Andamans & Pakistan Angle

Finally, a couple of other stories. Here’s TOI reporting that India is looking to fast-track plans for basing additional military forces in the Andaman and Nicobar Islands. Rajat Pandit reports that defence sources on Friday said the long-pending plans for “force accretion” and “military infrastructure development ”at the A&N Islands have “gained a sense of urgency.” Let’s hope this urgency leads to more creative measures being adopted to strengthen maritime power and presence. Meanwhile, another report in Economic Times says that Pakistan has moved two divisions of troops along the LoC in occupied Kashmir and Gilgit-Baltistan and Chinese officials are holding talks with cadres of terrorist outfit Al Badr to incite violence in J&K. The report adds that as per sources “there have been a series of meetings between Chinese and Pakistani officials in recent weeks, followed by amassing of troops in Gilgit-Baltistan, the area that adjoins Ladakh on the north.” Pakistani military has denied any such movement of troops.

Chinese Foreign Minister Wang Yi and Pakistan Foreign Minister Shah Mehmood Qureshi held talks on Friday. Xinhua reports that Wang told Qureshi that “China and Pakistan should work together to tackle the risks and challenges and safeguard common interests of the two countries as well as regional peace and stability.” They spoke about a range of issues, from Hong Kong to Afghanistan and terrorism in the aftermath of the Karachi attack. On the last of these, Wang offered support but added: “China hopes that more strong measures will be taken by the Pakistani side to protect overseas Chinese and their institutions and projects, combat terrorist groups with all-out efforts, and create a safe and sound environment for bilateral cooperation and the development of the CPEC.” Keep in mind the Karachi terrorist attack issue came up at the UNSC this week.

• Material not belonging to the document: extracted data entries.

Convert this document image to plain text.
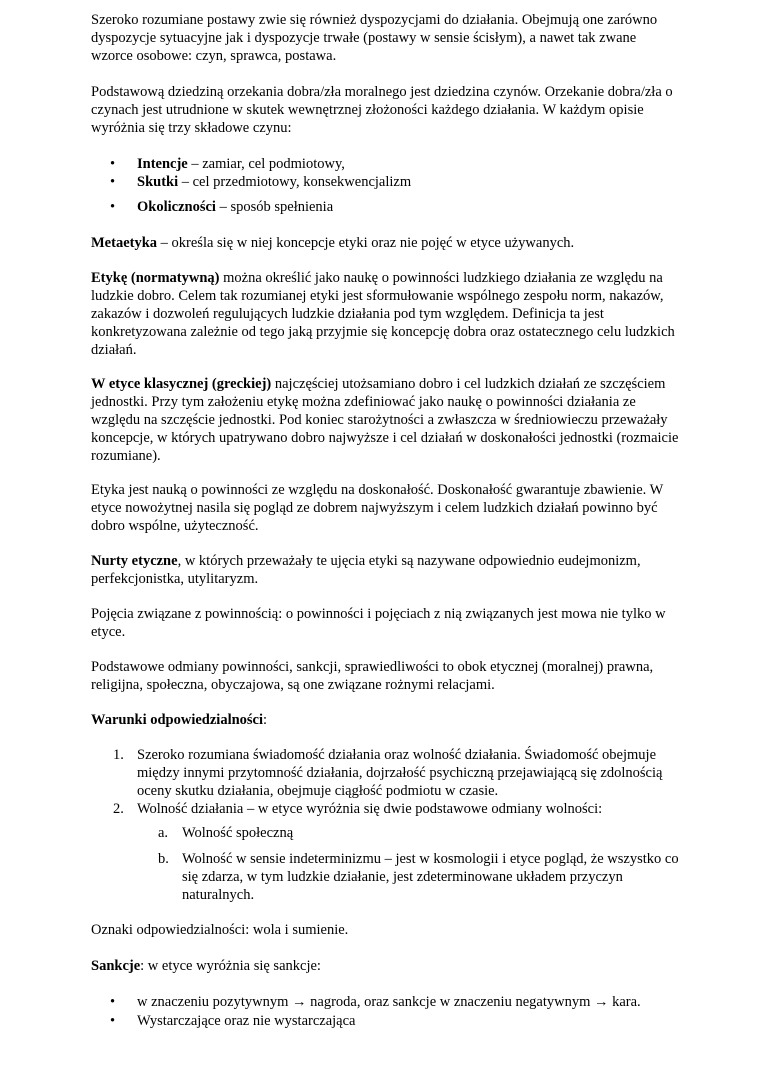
Szeroko rozumiane postawy zwie się również dyspozycjami do działania. Obejmują one zarówno dyspozycje sytuacyjne jak i dyspozycje trwałe (postawy w sensie ścisłym), a nawet tak zwane wzorce osobowe: czyn, sprawca, postawa.

Podstawową dziedziną orzekania dobra/zła moralnego jest dziedzina czynów. Orzekanie dobra/zła o czynach jest utrudnione w skutek wewnętrznej złożoności każdego działania. W każdym opisie wyróżnia się trzy składowe czynu:

• Intencje – zamiar, cel podmiotowy,
• Skutki – cel przedmiotowy, konsekwencjalizm
• Okoliczności – sposób spełnienia

Metaetyka – określa się w niej koncepcje etyki oraz nie pojęć w etyce używanych.

Etykę (normatywną) można określić jako naukę o powinności ludzkiego działania ze względu na ludzkie dobro. Celem tak rozumianej etyki jest sformułowanie wspólnego zespołu norm, nakazów, zakazów i dozwoleń regulujących ludzkie działania pod tym względem. Definicja ta jest konkretyzowana zależnie od tego jaką przyjmie się koncepcję dobra oraz ostatecznego celu ludzkich działań.

W etyce klasycznej (greckiej) najczęściej utożsamiano dobro i cel ludzkich działań ze szczęściem jednostki. Przy tym założeniu etykę można zdefiniować jako naukę o powinności działania ze względu na szczęście jednostki. Pod koniec starożytności a zwłaszcza w średniowieczu przeważały koncepcje, w których upatrywano dobro najwyższe i cel działań w doskonałości jednostki (rozmaicie rozumiane).

Etyka jest nauką o powinności ze względu na doskonałość. Doskonałość gwarantuje zbawienie. W etyce nowożytnej nasila się pogląd ze dobrem najwyższym i celem ludzkich działań powinno być dobro wspólne, użyteczność.

Nurty etyczne, w których przeważały te ujęcia etyki są nazywane odpowiednio eudejmonizm, perfekcjonistka, utylitaryzm.

Pojęcia związane z powinnością: o powinności i pojęciach z nią związanych jest mowa nie tylko w etyce.

Podstawowe odmiany powinności, sankcji, sprawiedliwości to obok etycznej (moralnej) prawna, religijna, społeczna, obyczajowa, są one związane rożnymi relacjami.

Warunki odpowiedzialności:

1. Szeroko rozumiana świadomość działania oraz wolność działania. Świadomość obejmuje między innymi przytomność działania, dojrzałość psychiczną przejawiającą się zdolnością oceny skutku działania, obejmuje ciągłość podmiotu w czasie.
2. Wolność działania – w etyce wyróżnia się dwie podstawowe odmiany wolności:
a. Wolność społeczną
b. Wolność w sensie indeterminizmu – jest w kosmologii i etyce pogląd, że wszystko co się zdarza, w tym ludzkie działanie, jest zdeterminowane układem przyczyn naturalnych.

Oznaki odpowiedzialności: wola i sumienie.

Sankcje: w etyce wyróżnia się sankcje:

• w znaczeniu pozytywnym → nagroda, oraz sankcje w znaczeniu negatywnym → kara.
• Wystarczające oraz nie wystarczająca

Reports say that a UNSC statement condemning the attack in Karachi was twice stalled by the US and Germany, delaying its issuance to give a “message” to Pakistan over it blaming India for the incident and Prime Minister Imran Khan calling Osama bin Laden a “martyr.” China had drafted the statement, which was eventually adopted. Pakistani outlets have blamed India for delaying it. Also on Friday, India issued a demarche to Pakistan over growing incidents of ceasefire violations by Pakistan forces along the LoC and the International Boundary, report Suhasini Haidar and Ananth Krishnan for The Hindu.